Un ultimo saluto, affidato ai social, carico di amarezza, sogni infranti e altri da inseguire. E’ quello che Lucia Martella, giovane medico molisano, ha scritto prima di lasciare la sua terra per trasferirsi al nord, in Veneto, dove potrà continuare a fare ciò che ha sempre sognato, il medico. Amarezza, malinconia, tristezza e speranza in una toccante lettera scritta dall’ennesimo giovane che ha deciso, suo malgrado, di lasciare questa terra ferita e fuggire via a caccia di una vita all’altezza dei sogni che si coltivano.
«Sin da piccola – ha scritto Lucia – sognavo di studiare medicina, poi crescendo ho capito di voler fare il medico. Tanto studio, tanti sacrifici, la gavetta e finalmente arriva l’indeterminato. La pandemia Covid mi ha dato l’opportunità di tornare dalla Liguria in Molise, mia terra d’origine dove sono nata e cresciuta e dove c’è la mia famiglia. Famiglia che per 4 anni ho trovato anche sul posto di lavoro dove con il personale ridotto all’osso e i tagli alla sanità abbiamo lavorato sempre con la volontà di alleviare le sofferenze, come il buon vecchio Ippocrate diceva. Siamo passati da essere eroi ad essere carnefici, abbiamo subito aggressioni e vessazioni senza poter fare nulla, abbiamo visto negarci i nostri diritti. Ma tutto ciò passava in secondo piano quando ogni mattina indossavo quel camice che mi ricordava il motivo per cui avevo scelto quel lavoro.

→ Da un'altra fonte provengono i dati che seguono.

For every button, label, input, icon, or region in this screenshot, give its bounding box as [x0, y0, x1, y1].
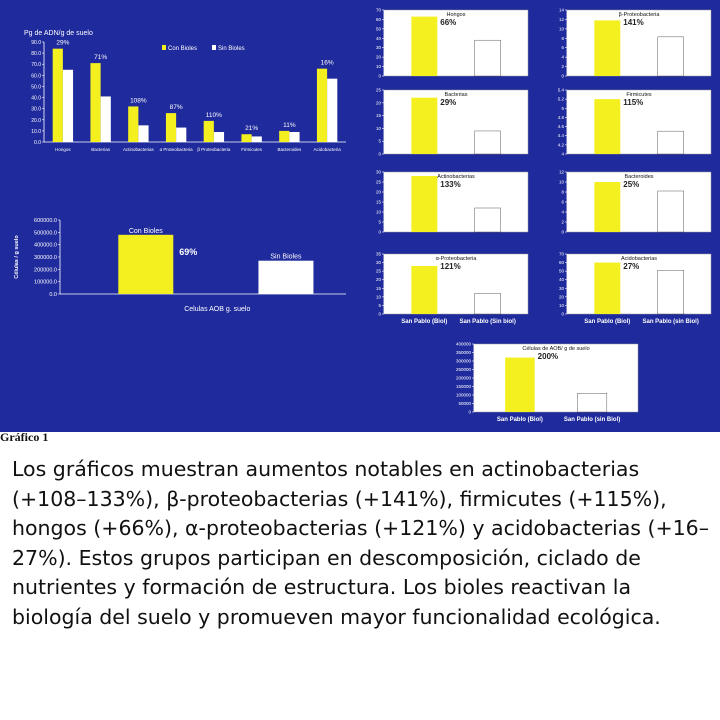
x-tick-label: San Pablo (Biol) — [584, 319, 631, 325]
percent-annotation: 69% — [179, 246, 198, 257]
y-tick-label: 90.0 — [31, 40, 41, 46]
y-tick-label: 5 — [378, 219, 381, 225]
y-tick-label: 10 — [375, 125, 381, 131]
chart-title: Actinobacterias — [437, 174, 475, 180]
bar-sin-biol — [214, 132, 224, 142]
y-tick-label: 0 — [378, 73, 381, 79]
beta-proteobacteria-chart — [545, 8, 715, 78]
x-tick-label: Firmicutes — [241, 147, 263, 152]
x-tick-label: α Proteobacteria — [159, 147, 193, 152]
y-tick-label: 35 — [375, 251, 381, 257]
bar-sin-biol — [289, 132, 299, 142]
y-tick-label: 12 — [558, 169, 564, 175]
y-tick-label: 4 — [561, 54, 564, 60]
bar-con-biol — [317, 69, 327, 142]
percent-annotation: 29% — [56, 39, 70, 47]
aob-cells-small-chart — [452, 342, 642, 424]
y-tick-label: 10 — [375, 209, 381, 215]
x-tick-label: San Pablo (sin Biol) — [563, 417, 621, 423]
acidobacterias-chart — [545, 252, 715, 326]
y-tick-label: 70 — [558, 251, 564, 257]
chart-title: β-Proteobacteria — [618, 12, 660, 18]
x-tick-label: San Pablo (Biol) — [401, 319, 448, 325]
percent-annotation: 11% — [283, 121, 296, 129]
bar-sin-biol — [475, 293, 501, 314]
y-tick-label: 0 — [561, 229, 564, 235]
y-tick-label: 4.8 — [557, 114, 564, 120]
y-tick-label: 40 — [558, 277, 564, 283]
actinobacterias-chart-svg — [362, 170, 532, 234]
y-tick-label: 10 — [558, 179, 564, 185]
bar-label: Con Bioles — [128, 227, 163, 235]
bar-con-biol — [128, 106, 138, 142]
x-tick-label: San Pablo (Sin biol) — [459, 319, 516, 325]
y-tick-label: 300000 — [455, 358, 471, 364]
percent-annotation: 29% — [440, 98, 457, 107]
bar-con-biol — [411, 98, 437, 154]
acidobacterias-chart-svg — [545, 252, 715, 326]
y-tick-label: 4.6 — [557, 124, 564, 130]
y-tick-label: 100000 — [455, 392, 471, 398]
y-tick-label: 0 — [468, 409, 471, 415]
y-tick-label: 6 — [561, 45, 564, 51]
bar-sin-biol — [138, 125, 148, 142]
actinobacterias-chart — [362, 170, 532, 234]
y-tick-label: 0 — [378, 151, 381, 157]
bar-con-biol — [594, 20, 620, 76]
bar-con-biol — [53, 49, 63, 142]
percent-annotation: 16% — [320, 59, 334, 67]
y-tick-label: 4 — [561, 209, 564, 215]
y-tick-label: 15 — [375, 199, 381, 205]
y-tick-label: 70 — [375, 7, 381, 13]
chart-title: Acidobacterias — [620, 256, 658, 262]
bacterias-chart-svg — [362, 88, 532, 156]
percent-annotation: 115% — [623, 98, 644, 107]
chart-title: α-Proteobacteria — [435, 256, 477, 262]
y-tick-label: 0.0 — [49, 292, 57, 298]
bar-con-biol — [279, 131, 289, 142]
bacterias-chart — [362, 88, 532, 156]
y-tick-label: 80.0 — [31, 51, 41, 58]
y-tick-label: 20 — [375, 189, 381, 195]
chart-title: Células de AOB/ g de suelo — [522, 346, 590, 352]
y-tick-label: 30.0 — [31, 106, 41, 113]
bar-con-biol — [166, 113, 176, 142]
y-axis-label: Células / g suelo — [14, 235, 20, 279]
chart-title: Hongos — [446, 12, 466, 18]
aob-cells-chart-svg — [10, 212, 355, 322]
x-tick-label: San Pablo (Biol) — [496, 417, 543, 423]
y-tick-label: 12 — [558, 16, 564, 22]
y-tick-label: 4.4 — [557, 133, 564, 139]
main-dna-chart-svg — [20, 24, 350, 174]
y-tick-label: 10.0 — [31, 128, 41, 135]
bar-sin-biol — [658, 270, 684, 314]
legend-swatch — [212, 45, 216, 50]
y-tick-label: 200000 — [455, 375, 471, 381]
y-tick-label: 100000.0 — [34, 279, 57, 286]
y-tick-label: 20 — [375, 100, 381, 106]
percent-annotation: 200% — [537, 352, 559, 361]
bar-sin-biol — [475, 208, 501, 232]
main-dna-chart — [20, 24, 350, 174]
y-tick-label: 15 — [375, 285, 381, 291]
y-tick-label: 30 — [558, 285, 564, 291]
y-tick-label: 400000 — [455, 341, 471, 347]
y-tick-label: 14 — [558, 7, 564, 13]
percent-annotation: 121% — [440, 262, 461, 271]
y-tick-label: 10 — [375, 294, 381, 300]
y-tick-label: 8 — [561, 35, 564, 41]
hongos-chart-svg — [362, 8, 532, 78]
y-tick-label: 30 — [375, 45, 381, 51]
firmicutes-chart — [545, 88, 715, 156]
y-tick-label: 60.0 — [31, 73, 41, 80]
percent-annotation: 27% — [623, 262, 640, 271]
y-tick-label: 30 — [375, 169, 381, 175]
y-tick-label: 10 — [558, 302, 564, 308]
y-tick-label: 20.0 — [31, 117, 41, 124]
percent-annotation: 87% — [169, 104, 183, 112]
percent-annotation: 108% — [130, 97, 147, 105]
x-tick-label: Actinobacterias — [122, 147, 154, 152]
y-tick-label: 600000.0 — [34, 218, 57, 224]
y-tick-label: 350000 — [455, 350, 471, 355]
aob-cells-small-chart-svg — [452, 342, 642, 424]
y-tick-label: 400000.0 — [34, 242, 57, 249]
hongos-chart — [362, 8, 532, 78]
chart-title: Bacteroides — [624, 174, 654, 180]
bar-label: Sin Bioles — [270, 253, 302, 261]
aob-cells-chart — [10, 212, 355, 322]
bar-con-biol — [118, 235, 173, 294]
percent-annotation: 66% — [440, 18, 457, 27]
alpha-proteobacteria-chart-svg — [362, 252, 532, 326]
y-tick-label: 0 — [378, 229, 381, 235]
bar-sin-biol — [327, 79, 337, 142]
x-tick-label: Acidobacteria — [313, 147, 341, 152]
bar-con-biol — [411, 17, 437, 76]
y-tick-label: 25 — [375, 87, 381, 93]
bar-con-biol — [241, 134, 251, 142]
y-tick-label: 15 — [375, 113, 381, 119]
chart-title: Bacterias — [444, 92, 468, 98]
bar-sin-biol — [101, 96, 111, 142]
y-tick-label: 2 — [561, 64, 564, 70]
y-tick-label: 40 — [375, 35, 381, 41]
bar-sin-biol — [658, 37, 684, 76]
bar-con-biol — [594, 182, 620, 232]
bar-con-biol — [411, 266, 437, 314]
bar-con-biol — [594, 99, 620, 154]
y-tick-label: 5 — [378, 302, 381, 308]
x-tick-label: Bacteroides — [277, 147, 302, 152]
y-tick-label: 5.4 — [557, 87, 564, 93]
bar-sin-biol — [475, 131, 501, 154]
chart-title: Pg de ADN/g de suelo — [24, 30, 93, 37]
x-tick-label: Bacterias — [91, 147, 111, 152]
y-tick-label: 70.0 — [31, 62, 41, 69]
y-tick-label: 8 — [561, 189, 564, 195]
y-tick-label: 50 — [558, 268, 564, 274]
y-tick-label: 0 — [561, 311, 564, 317]
percent-annotation: 141% — [623, 18, 644, 27]
y-tick-label: 150000 — [455, 384, 471, 389]
bar-sin-biol — [176, 128, 186, 142]
x-tick-label: San Pablo (sin Biol) — [642, 319, 699, 325]
y-tick-label: 250000 — [455, 367, 471, 372]
bar-sin-biol — [258, 261, 313, 294]
percent-annotation: 25% — [623, 180, 640, 189]
y-tick-label: 60 — [375, 16, 381, 22]
beta-proteobacteria-chart-svg — [545, 8, 715, 78]
x-axis-label: Celulas AOB g. suelo — [184, 306, 251, 313]
firmicutes-chart-svg — [545, 88, 715, 156]
y-tick-label: 60 — [558, 260, 564, 266]
legend-swatch — [162, 45, 166, 50]
bar-sin-biol — [658, 191, 684, 232]
figure-caption: Gráfico 1 — [0, 430, 49, 444]
y-tick-label: 50 — [375, 26, 381, 32]
y-tick-label: 20 — [375, 277, 381, 283]
y-tick-label: 0.0 — [34, 140, 41, 146]
bacteroides-chart-svg — [545, 170, 715, 234]
description-text: Los gráficos muestran aumentos notables en actinobacterias (+108–133%), β-proteobacterias (+141%), firmicutes (+115%), hongos (+66%), α-proteobacterias (+121%) y acidobacterias (+16–27%). Estos grupos participan en descomposición, ciclado de nutrientes y formación de estructura. Los bioles reactivan la biología del suelo y promueven mayor funcionalidad ecológica. — [12, 457, 709, 629]
y-tick-label: 50.0 — [31, 84, 41, 91]
y-tick-label: 500000.0 — [34, 230, 57, 237]
y-tick-label: 0 — [378, 311, 381, 317]
y-tick-label: 2 — [561, 219, 564, 225]
y-tick-label: 0 — [561, 73, 564, 79]
bar-con-biol — [204, 121, 214, 142]
y-tick-label: 10 — [375, 64, 381, 70]
y-tick-label: 10 — [558, 26, 564, 32]
y-tick-label: 20 — [375, 54, 381, 60]
y-tick-label: 25 — [375, 179, 381, 185]
bar-sin-biol — [252, 136, 262, 142]
percent-annotation: 21% — [245, 125, 259, 133]
y-tick-label: 6 — [561, 199, 564, 205]
alpha-proteobacteria-chart — [362, 252, 532, 326]
y-tick-label: 200000.0 — [34, 267, 57, 274]
y-tick-label: 50000 — [458, 401, 471, 406]
bacteroides-chart — [545, 170, 715, 234]
x-tick-label: β Proteobacteria — [197, 147, 231, 152]
y-tick-label: 25 — [375, 268, 381, 274]
bar-sin-biol — [577, 393, 607, 412]
bar-sin-biol — [63, 70, 73, 142]
legend-label: Sin Bioles — [218, 46, 245, 52]
y-tick-label: 4.2 — [557, 142, 564, 148]
y-tick-label: 5.2 — [557, 96, 564, 102]
x-tick-label: Hongos — [55, 147, 71, 152]
bar-con-biol — [594, 263, 620, 314]
percent-annotation: 71% — [94, 54, 108, 62]
bar-con-biol — [505, 358, 535, 412]
bar-sin-biol — [475, 40, 501, 76]
bar-sin-biol — [658, 131, 684, 154]
percent-annotation: 133% — [440, 180, 461, 189]
y-tick-label: 5 — [378, 138, 381, 144]
y-tick-label: 40.0 — [31, 95, 41, 102]
y-tick-label: 5 — [561, 105, 564, 111]
bar-con-biol — [411, 176, 437, 232]
chart-title: Firmicutes — [626, 92, 652, 98]
y-tick-label: 300000.0 — [34, 255, 57, 261]
percent-annotation: 110% — [205, 111, 222, 119]
bar-con-biol — [90, 63, 100, 142]
y-tick-label: 30 — [375, 260, 381, 266]
legend-label: Con Bioles — [168, 46, 198, 52]
y-tick-label: 4 — [561, 151, 564, 157]
y-tick-label: 20 — [558, 294, 564, 300]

Caro Molise, ormai terra spenta, di te ricorderò i ponti pieni di semafori, i km per raggiungere un’autostrada, le lunghe liste di attesa, gli uffici pubblici con gente arrabbiata e i marciapiedi sporchi con nemmeno un secchio per buttare un fazzoletto. Ricorderò un territorio dotato di bellezza ma che nessuno ha saputo valorizzare e paesi che stanno morendo perché i giovani scappano.
Qui lascio la mia famiglia, colleghi fantastici (chi più e chi meno), la mia migliore amica che quando si girerà in quel corridoio mi troverà sempre, amici (pochi ma buoni). Spero di riuscire a fare il medico che sognavo di essere da bambina. E chissà se quando guarderò le nuove montagne un po’ di nostalgia del Matese ci sarà?»